I sighed so heavily she actually laughed.

“From where?” I asked.

“A temple in Kyoto, and later a temple in Seattle, one in Vancouver, the Japanese garden in Portland. My parents were hurt to think he'd gotten back here on trips or vacations and hadn't called, and I actually had to remind them about him and the phone. Someday he'll send a card with a return address, and then I'll go get him.”

Tears glistened in her eyes, and mine. I felt a huge wave of relief as if my whole body had been frozen in tension and now the sun had come out. I exhaled long and luxuriously. Only then did I feet the backwash of suspicion. “But the postcard from Japan? How do you explain that? I mean, he never went to Japan with the Japanese masters.”

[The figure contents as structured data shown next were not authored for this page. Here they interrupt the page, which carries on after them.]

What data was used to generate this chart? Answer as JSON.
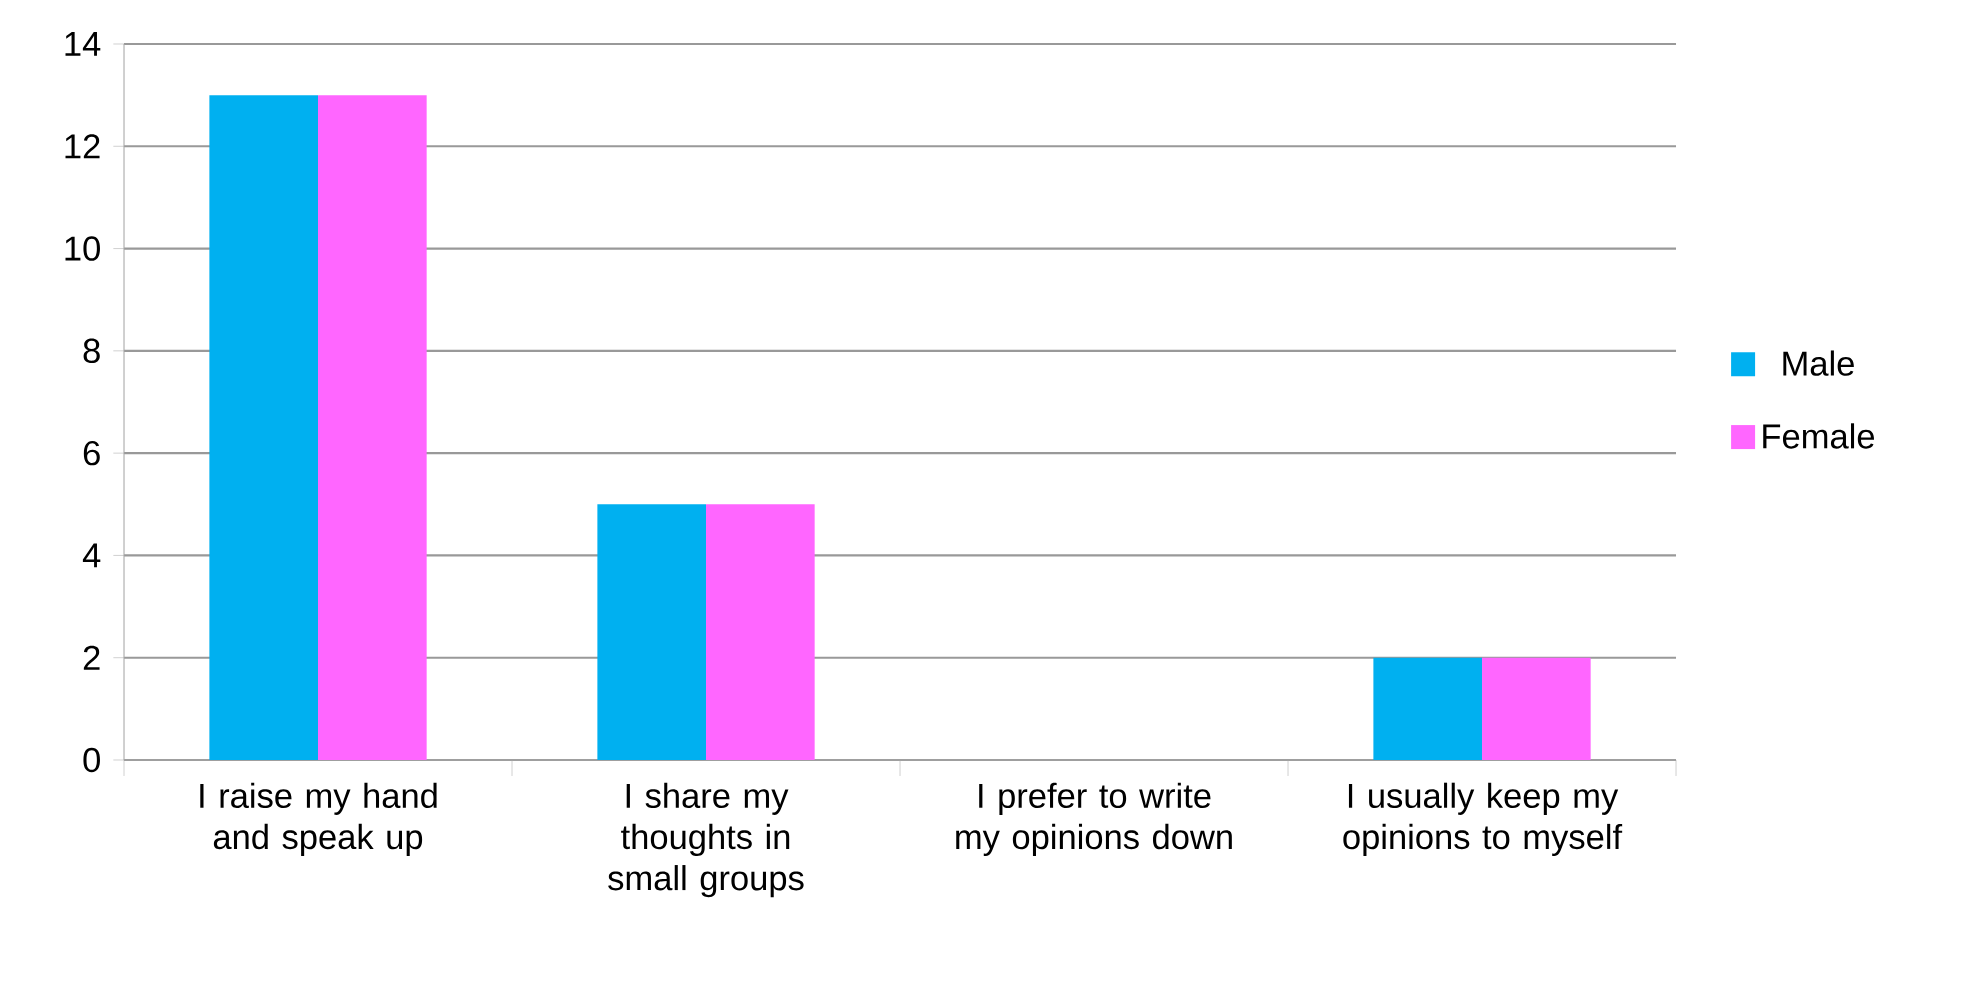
{
  "chart_data": {
    "type": "bar",
    "categories": [
      "I raise my hand and speak up",
      "I share my thoughts in small groups",
      "I prefer to write my opinions down",
      "I usually keep my opinions to myself"
    ],
    "series": [
      {
        "name": "Male",
        "color": "#00b0f0",
        "values": [
          13,
          5,
          0,
          2
        ]
      },
      {
        "name": "Female",
        "color": "#ff66ff",
        "values": [
          13,
          5,
          0,
          2
        ]
      }
    ],
    "ylim": [
      0,
      14
    ],
    "yticks": [
      0,
      2,
      4,
      6,
      8,
      10,
      12,
      14
    ],
    "grid": "y",
    "legend": "right"
  }
}
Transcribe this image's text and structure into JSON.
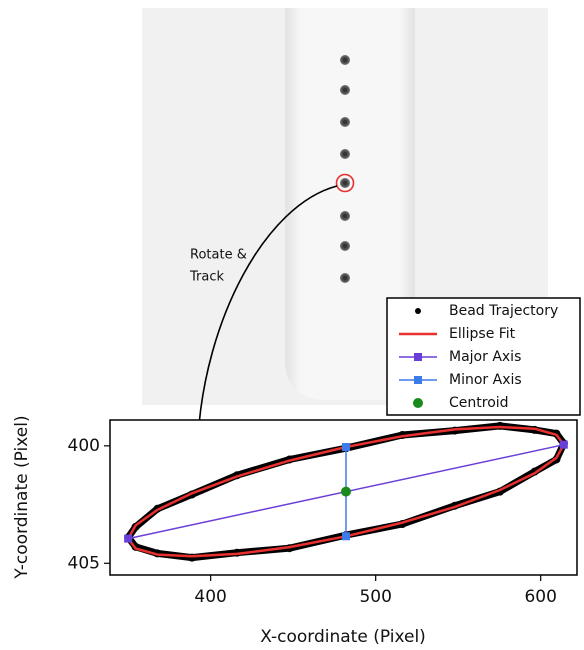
{
  "image": {
    "annotation": [
      "Rotate &",
      "Track"
    ]
  },
  "chart_data": {
    "type": "line",
    "x_label": "X-coordinate (Pixel)",
    "y_label": "Y-coordinate (Pixel)",
    "xlim": [
      339,
      622
    ],
    "xticks": [
      400,
      500,
      600
    ],
    "ylim": [
      398.9,
      405.5
    ],
    "yticks": [
      400,
      405
    ],
    "y_inverted": true,
    "legend": "upper right",
    "series": [
      {
        "name": "Bead Trajectory",
        "color": "#000000",
        "style": "trace",
        "x": [
          614,
          609.5,
          596.3,
          575.3,
          548,
          516.2,
          482,
          447.8,
          416,
          388.7,
          367.7,
          354.5,
          350,
          354.5,
          367.7,
          388.7,
          416,
          447.8,
          482,
          516.2,
          548,
          575.3,
          596.3,
          609.5,
          614
        ],
        "values": [
          399.9,
          400.58,
          401.1,
          401.95,
          402.55,
          403.33,
          403.8,
          404.36,
          404.55,
          404.76,
          404.58,
          404.3,
          403.9,
          403.45,
          402.68,
          402.07,
          401.25,
          400.58,
          400.1,
          399.54,
          399.35,
          399.15,
          399.32,
          399.48,
          399.9
        ]
      },
      {
        "name": "Ellipse Fit",
        "color": "#e8312f",
        "style": "line",
        "x": [
          614,
          609.5,
          596.3,
          575.3,
          548,
          516.2,
          482,
          447.8,
          416,
          388.7,
          367.7,
          354.5,
          350,
          354.5,
          367.7,
          388.7,
          416,
          447.8,
          482,
          516.2,
          548,
          575.3,
          596.3,
          609.5,
          614
        ],
        "values": [
          399.95,
          400.51,
          401.17,
          401.88,
          402.6,
          403.27,
          403.85,
          404.31,
          404.6,
          404.7,
          404.63,
          404.37,
          403.95,
          403.39,
          402.73,
          402.02,
          401.3,
          400.63,
          400.05,
          399.59,
          399.3,
          399.2,
          399.27,
          399.53,
          399.95
        ]
      },
      {
        "name": "Major Axis",
        "color": "#6a3fd8",
        "style": "line-square",
        "x": [
          350,
          614
        ],
        "values": [
          403.95,
          399.95
        ]
      },
      {
        "name": "Minor Axis",
        "color": "#3d7be8",
        "style": "line-square",
        "x": [
          482,
          482
        ],
        "values": [
          400.05,
          403.85
        ]
      },
      {
        "name": "Centroid",
        "color": "#1a8a1a",
        "style": "dot",
        "x": [
          482
        ],
        "values": [
          401.95
        ]
      }
    ]
  }
}
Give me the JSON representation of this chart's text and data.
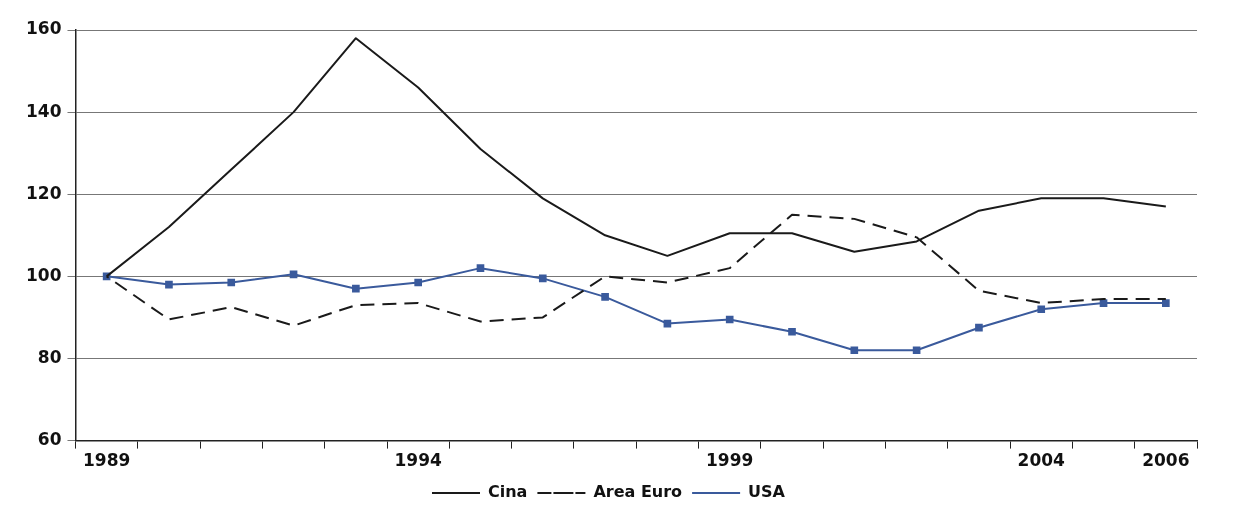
{
  "chart_data": {
    "type": "line",
    "categories": [
      "1989",
      null,
      null,
      null,
      null,
      "1994",
      null,
      null,
      null,
      null,
      "1999",
      null,
      null,
      null,
      null,
      "2004",
      null,
      "2006"
    ],
    "series": [
      {
        "name": "Cina",
        "color": "#1a1a1a",
        "line_style": "solid",
        "marker": "none",
        "values": [
          100,
          112,
          126,
          140,
          158,
          146,
          131,
          119,
          110,
          105,
          110.5,
          110.5,
          106,
          108.5,
          116,
          119,
          119,
          117
        ]
      },
      {
        "name": "Area Euro",
        "color": "#1a1a1a",
        "line_style": "dashed",
        "marker": "none",
        "values": [
          100,
          89.5,
          92.5,
          88,
          93,
          93.5,
          89,
          90,
          100,
          98.5,
          102,
          115,
          114,
          109.5,
          96.5,
          93.5,
          94.5,
          94.5
        ]
      },
      {
        "name": "USA",
        "color": "#3a5a9c",
        "line_style": "solid",
        "marker": "square",
        "values": [
          100,
          98,
          98.5,
          100.5,
          97,
          98.5,
          102,
          99.5,
          95,
          88.5,
          89.5,
          86.5,
          82,
          82,
          87.5,
          92,
          93.5,
          93.5
        ]
      }
    ],
    "ylim": [
      60,
      160
    ],
    "yticks": [
      60,
      80,
      100,
      120,
      140,
      160
    ],
    "grid": "y",
    "legend": "bottom"
  }
}
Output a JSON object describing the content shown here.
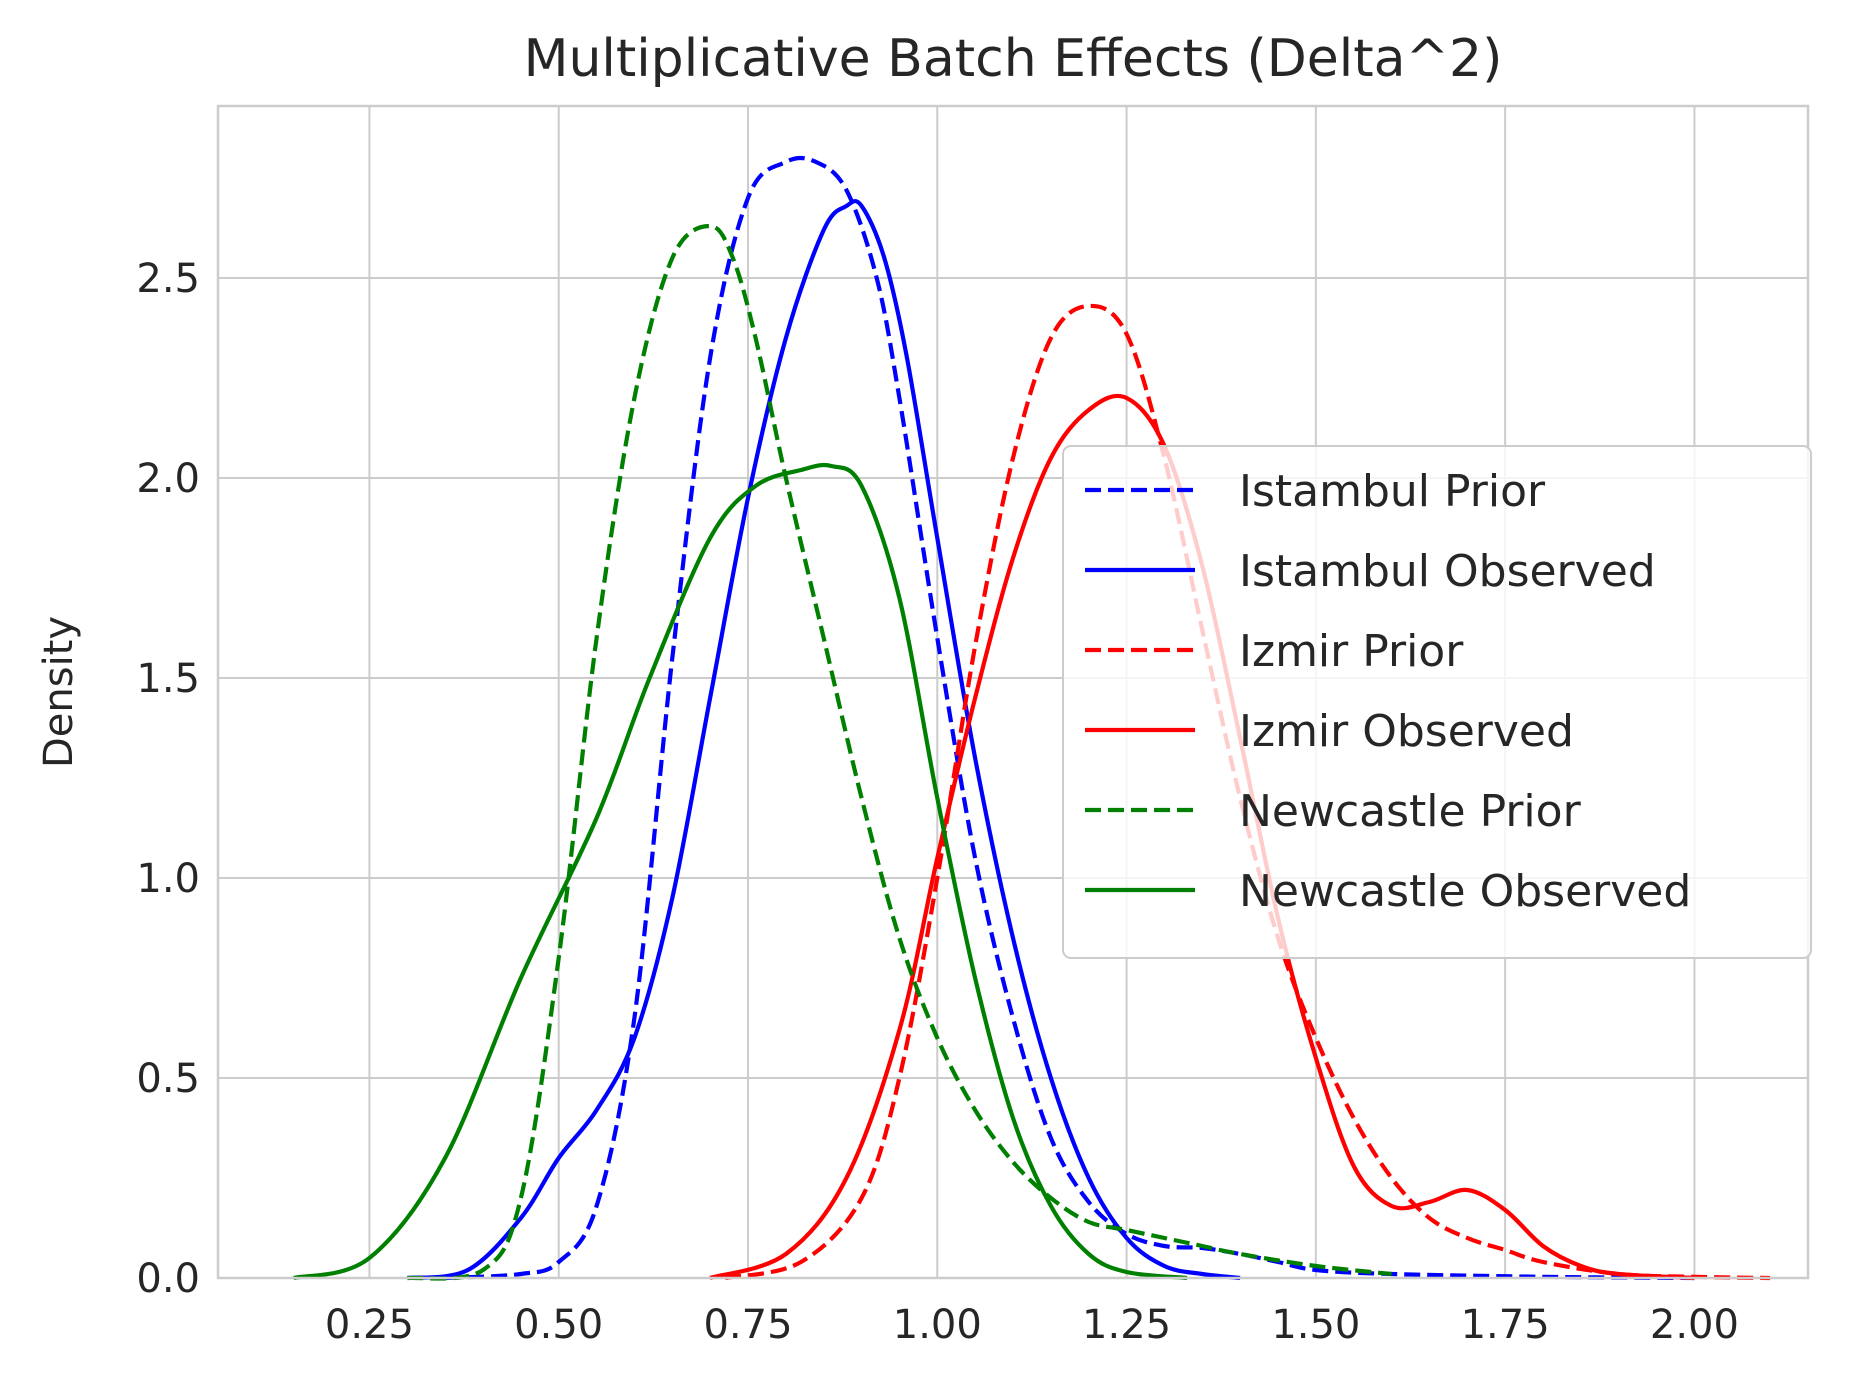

“He must have had one of them send it for him. They liked him; they would have done it as a favor.” She pulled her arms back inside her sleeping bag, and snuggled down on her side, her unclasped blond hair spread over her head like a fluffy kid's blanket. “I only had to think about that now, after Roshi's call. Because, see, it was easy to imagine Aeneas charming the Japanese masters. When I was a kid he'd take me downtown to Union Square or Coit Tower. He'd listen for tourists, and soon he'd be ‘talking' to them. He was such a great mimic he could almost pass himself off as anything. He picked up sounds, just enough words in their language to make them wonder. But it was more than that; he stood like them, gestured like them, his face was their faces. When he was doing it, he was one of them. It sounds like he was mocking them, but that wasn't it at all—Aeneas would never be cruel; he just wanted to mirror them. Like stealing the Buddha; he just wanted to steal who they were for a minute. People were never offended. They were charmed. It was like they had met the one really tasteful person in all of San Francisco.”